Assignment One — Assignment Two — Concepts List — What is Biobank — Git Intuition

Concepts list.

Listed Below are the new concepts that I learned while completing the Assignments on www.swapnil-ingle.github.io

* Internal Working of seek():

Syntax: fileObject.seek(offset,Whence) The seek in python is similar to fseek in stdio.h. It is used to manipulate the current file pointer by the passed offset. The default value of the offset is 0.

Whereas passing 1 as argument loads the fpointer to start of the file and passing 2 loads it to the end of the file.
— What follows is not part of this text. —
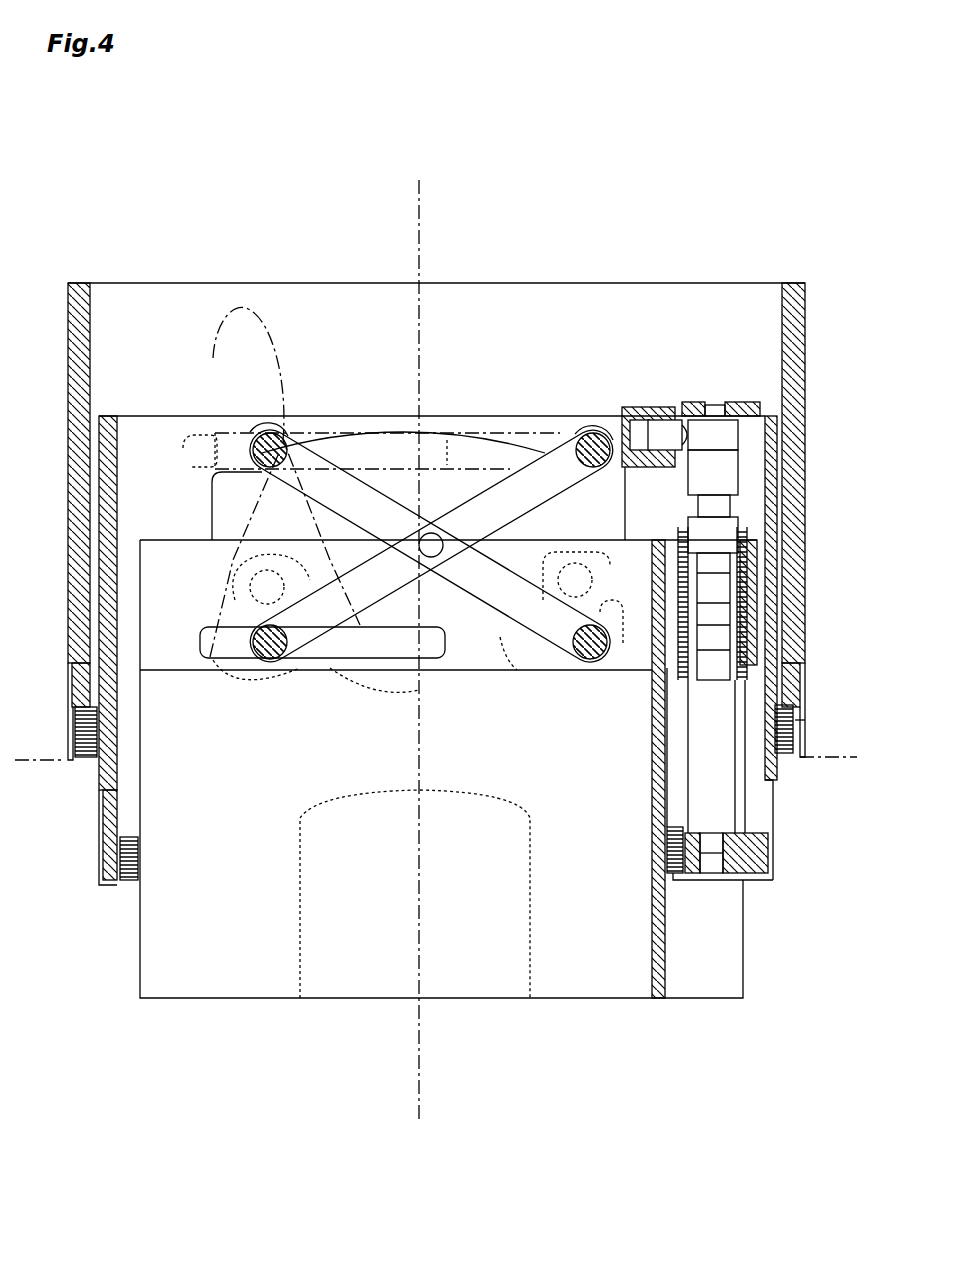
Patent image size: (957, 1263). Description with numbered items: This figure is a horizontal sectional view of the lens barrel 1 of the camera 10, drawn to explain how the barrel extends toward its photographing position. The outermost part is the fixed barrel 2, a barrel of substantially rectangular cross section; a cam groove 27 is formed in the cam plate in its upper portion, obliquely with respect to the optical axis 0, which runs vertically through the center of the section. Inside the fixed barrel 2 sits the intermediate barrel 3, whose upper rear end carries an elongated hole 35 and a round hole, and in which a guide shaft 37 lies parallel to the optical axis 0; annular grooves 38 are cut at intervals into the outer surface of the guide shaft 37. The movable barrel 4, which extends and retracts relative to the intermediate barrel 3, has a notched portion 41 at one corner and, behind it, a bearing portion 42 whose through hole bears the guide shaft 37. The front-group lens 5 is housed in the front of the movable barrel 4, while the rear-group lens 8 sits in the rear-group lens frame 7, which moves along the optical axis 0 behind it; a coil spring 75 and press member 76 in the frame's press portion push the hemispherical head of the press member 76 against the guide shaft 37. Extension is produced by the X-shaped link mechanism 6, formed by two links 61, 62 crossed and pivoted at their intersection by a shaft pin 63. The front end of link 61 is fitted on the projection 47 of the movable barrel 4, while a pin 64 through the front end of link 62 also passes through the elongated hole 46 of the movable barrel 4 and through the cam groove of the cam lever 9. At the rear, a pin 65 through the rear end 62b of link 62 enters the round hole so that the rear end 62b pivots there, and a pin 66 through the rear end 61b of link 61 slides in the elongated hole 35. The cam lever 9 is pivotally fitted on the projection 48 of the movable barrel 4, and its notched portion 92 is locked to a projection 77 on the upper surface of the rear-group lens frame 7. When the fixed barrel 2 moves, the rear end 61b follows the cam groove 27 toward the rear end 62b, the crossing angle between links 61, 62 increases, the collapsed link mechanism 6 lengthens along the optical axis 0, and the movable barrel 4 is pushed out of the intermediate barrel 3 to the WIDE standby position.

* Using the time() module in python

The time module in python is used to get the current time from the operating system which can be used to know the execution time of the program. time.time() is a function of this module that returns the current time, which can be saved into a variable at any point in the program. The starting time can be saved into a variable start and at the last line of the program, we can save the end time into another variable end. Now subtracting start from the end we get the total execution time of the program in seconds.

import time

start=time.time()

for i in range(1000):
    print("Sample Printing.!")
    
end=time.time()    
print("-----Execution time is {} secs-----".format(end-time))

* Using the os() module in python

The OS module in python is used for all the operating system calls also it is used extensively for file management in python. In my program to make a custom size .txt file, I’ve used mostly the os module functions.

Some of the cardinal functions of os module, which I used, are listed below.

os.getcwd()

os.getcwd() gets the current working directory in the python whichever the current program might be working in.

os.listdir(path)

os.listdir() lists the currently present files in the path given as the argument to this function.

os.path.getsize(path)

os.path.getsize(path) gives the size of the file/folder of the path we have given to it as an argument.

**os.chdir(_path_)

os.chdir(path) changes the current working directory to the path given to this function as an argument.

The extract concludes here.